Federal funding largely goes directly to member stations. Across the PBS system, it makes up about 15 percent of their funding, but that number is much greater for smaller and more rural stations. For some Alaska affiliates, government funding is about 60 percent of their budgets.

“What it really translated into is service into communities and particularly rural communities,” she said. PBS estimates 86 stations would be at risk of going off the air without that funding.

Spokane gets about 18 percent of its funding from the federal government, Stokes said.

About a year ago, “Sesame Street,” which is created by an independent nonprofit, decided to air new episodes on HBO while providing older episodes to air on PBS.

Kerger said the decision caused some concern, but it seems to be working well for them. New characters, like the autistic Muppet, Julia, who recently debuted, have been available on both platforms, she said.

This fall, PBS will air a Ken Burns documentary series on the Vietnam War, exploring the experiences of soldiers, Vietnamese people in both halves of the country and the anti-war movement in the U.S. An exhibit of the Wall that Heals, a Vietnam veterans memorial, will be in Spokane in August in conjunction with the new series.

Moving forward, PBS is expanding its focus on children. In January, they launched a 24-hour kids’ channel, PBS Kids. It’s available in Spokane only on Comcast channel 19 for now, but Stokes said the goal is to make it more widely available.

Kerger said data showed kids watch TV most during prime time and on the weekends, but those times were usually set aside for adult programming. Having dedicated programs for kids all day allows PBS to reach more children.
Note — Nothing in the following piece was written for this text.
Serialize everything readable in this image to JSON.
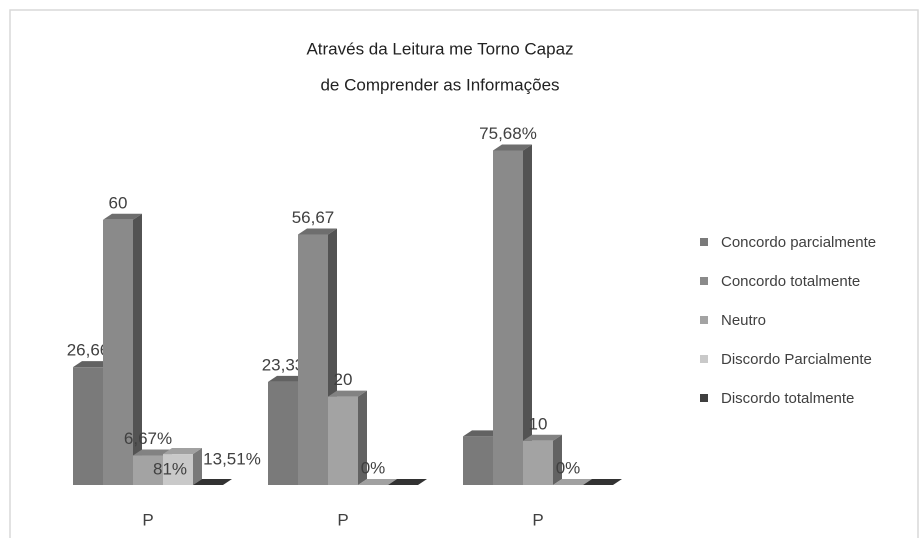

Children’s shows are developed to improve literacy, math and science abilities and emotional skills, especially for children who “might be in homes without books or computers,” Kerger said.

The channel is on 24 hours a day because of feedback from children’s hospitals and other institutions where children might be awake in the middle of the night. Over the years, Kerger has heard that there’s nothing on TV for children then and she wanted to fill the gap.

“I don’t care if I’m only reaching a small number of children in the overnights, if I know that we’re making a difference of some kids’ lives. To me, that’s mission,” she said.